India can't seem to see the point in their preferred phones being made in India, yet costing more. And, yet, that is precisely the point. It doesn't matter that iPhones are expensive in the country as long as more of them are made here.
The world — and not just India — is the market for factories looking to ship out of China that India, as also a host of other countries, are inviting to set up shop. Admittedly, India has a bigger local market than most competing economies for everything from aeroplanes to computer chips. But that is a secondary consideration for multinational companies seeking supply chain resilience.
What matters more is that India provides a cost-effective and stable environment for planned investments. Value, not number of units, is the name of the game.
iPhones assembled in India are still expensive to make because of imported components that customs duty makes dearer. India has erected tariff barriers for inputs for the electronic industry to provide it protection against cheap imports.

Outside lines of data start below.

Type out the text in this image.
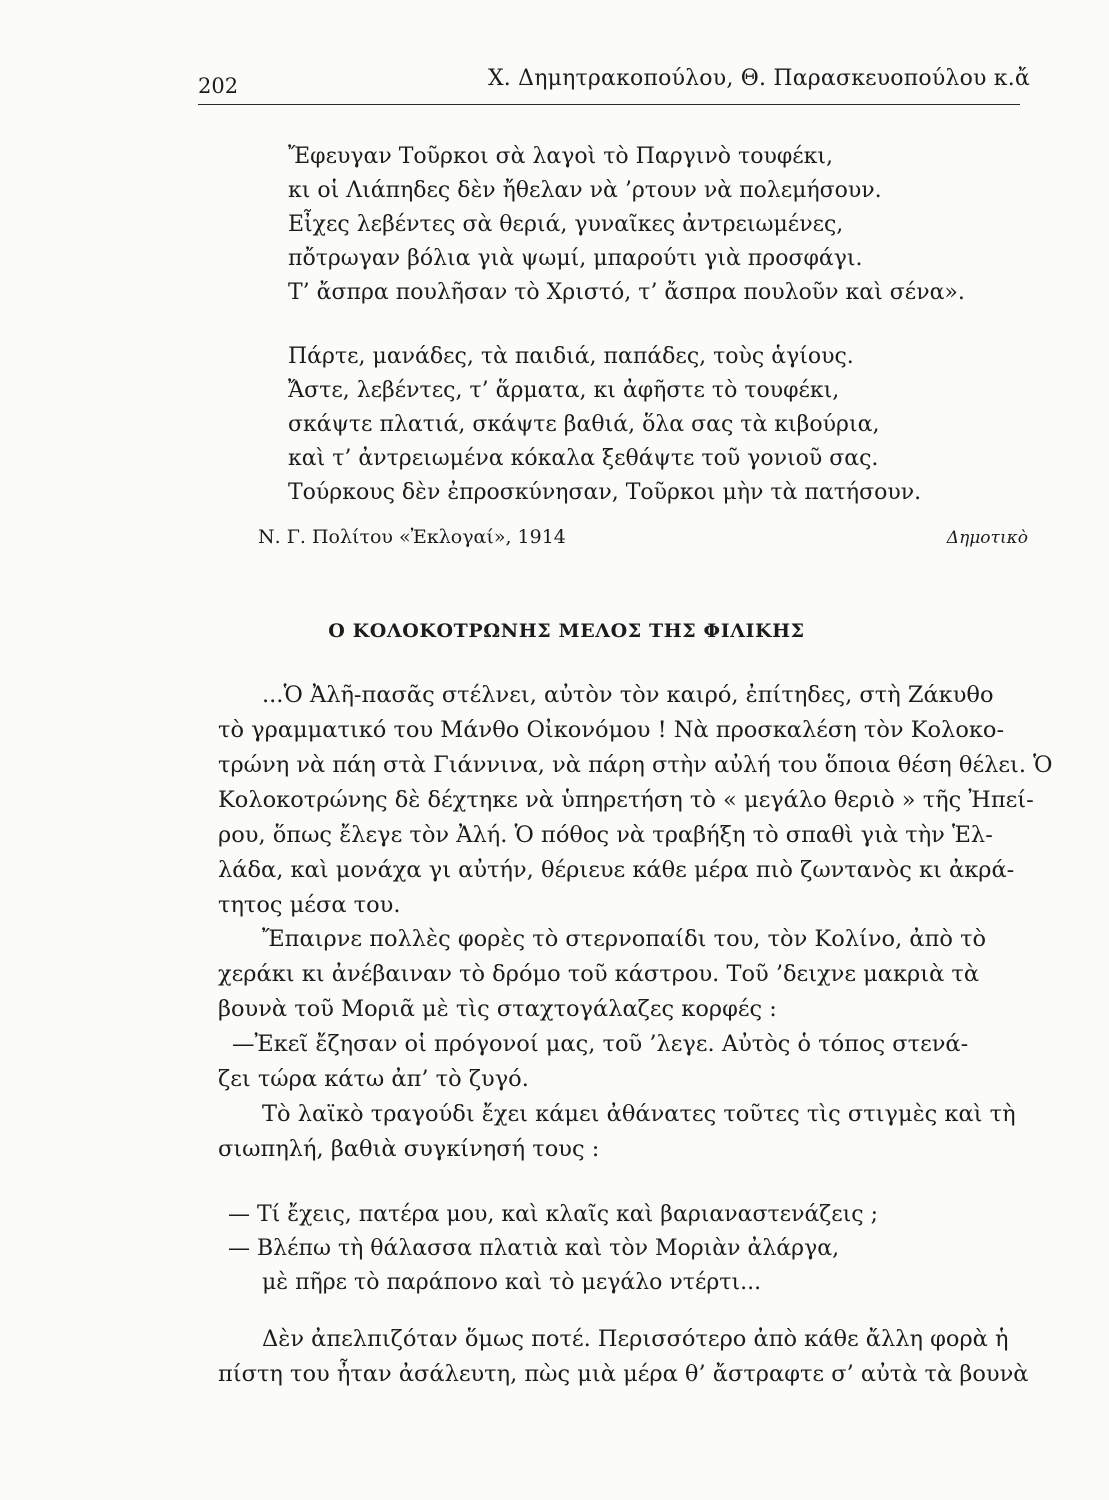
202	Χ. Δημητρακοπούλου, Θ. Παρασκευοπούλου κ.ἄ
Ἔφευγαν Τοῦρκοι σὰ λαγοὶ τὸ Παργινὸ τουφέκι,
κι οἱ Λιάπηδες δὲν ἤθελαν νὰ ’ρτουν νὰ πολεμήσουν.
Εἶχες λεβέντες σὰ θεριά, γυναῖκες ἀντρειωμένες,
πὄτρωγαν βόλια γιὰ ψωμί, μπαρούτι γιὰ προσφάγι.
Τ’ ἄσπρα πουλῆσαν τὸ Χριστό, τ’ ἄσπρα πουλοῦν καὶ σένα».
Πάρτε, μανάδες, τὰ παιδιά, παπάδες, τοὺς ἁγίους.
Ἄστε, λεβέντες, τ’ ἅρματα, κι ἀφῆστε τὸ τουφέκι,
σκάψτε πλατιά, σκάψτε βαθιά, ὅλα σας τὰ κιβούρια,
καὶ τ’ ἀντρειωμένα κόκαλα ξεθάψτε τοῦ γονιοῦ σας.
Τούρκους δὲν ἐπροσκύνησαν, Τοῦρκοι μὴν τὰ πατήσουν.
Ν. Γ. Πολίτου «Ἐκλογαί», 1914	Δημοτικὸ
Ο ΚΟΛΟΚΟΤΡΩΝΗΣ ΜΕΛΟΣ ΤΗΣ ΦΙΛΙΚΗΣ
...Ὁ Ἀλῆ-πασᾶς στέλνει, αὐτὸν τὸν καιρό, ἐπίτηδες, στὴ Ζάκυθο
τὸ γραμματικό του Μάνθο Οἰκονόμου ! Νὰ προσκαλέση τὸν Κολοκο-
τρώνη νὰ πάη στὰ Γιάννινα, νὰ πάρη στὴν αὐλή του ὅποια θέση θέλει. Ὁ
Κολοκοτρώνης δὲ δέχτηκε νὰ ὑπηρετήση τὸ « μεγάλο θεριὸ » τῆς Ἠπεί-
ρου, ὅπως ἔλεγε τὸν Ἀλή. Ὁ πόθος νὰ τραβήξη τὸ σπαθὶ γιὰ τὴν Ἑλ-
λάδα, καὶ μονάχα γι αὐτήν, θέριευε κάθε μέρα πιὸ ζωντανὸς κι ἀκρά-
τητος μέσα του.
Ἔπαιρνε πολλὲς φορὲς τὸ στερνοπαίδι του, τὸν Κολίνο, ἀπὸ τὸ
χεράκι κι ἀνέβαιναν τὸ δρόμο τοῦ κάστρου. Τοῦ ’δειχνε μακριὰ τὰ
βουνὰ τοῦ Μοριᾶ μὲ τὶς σταχτογάλαζες κορφές :
—Ἐκεῖ ἔζησαν οἱ πρόγονοί μας, τοῦ ’λεγε. Αὐτὸς ὁ τόπος στενά-
ζει τώρα κάτω ἀπ’ τὸ ζυγό.
Τὸ λαϊκὸ τραγούδι ἔχει κάμει ἀθάνατες τοῦτες τὶς στιγμὲς καὶ τὴ
σιωπηλή, βαθιὰ συγκίνησή τους :
— Τί ἔχεις, πατέρα μου, καὶ κλαῖς καὶ βαριαναστενάζεις ;
— Βλέπω τὴ θάλασσα πλατιὰ καὶ τὸν Μοριὰν ἀλάργα,
μὲ πῆρε τὸ παράπονο καὶ τὸ μεγάλο ντέρτι...
Δὲν ἀπελπιζόταν ὅμως ποτέ. Περισσότερο ἀπὸ κάθε ἄλλη φορὰ ἡ
πίστη του ἦταν ἀσάλευτη, πὼς μιὰ μέρα θ’ ἄστραφτε σ’ αὐτὰ τὰ βουνὰ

India also taxes finished iPhones at a higher rate. On its part, Apple tries to sell discounted older-generation iPhones in a market overwhelmingly dominated by cheaper Android handsets. All these contribute to making the latest iPhone, even if assembled in the country, more expensive.
The gap really opens up for models being imported whole.
Apple's contract manufacturers in India receive PLIs from GoI. Those, however, do not offset import duties on inputs. Until such time as Apple builds a local ecosystem of suppliers, Made-in-India iPhones will be at some cost disadvantage to those made in, say, China or Vietnam.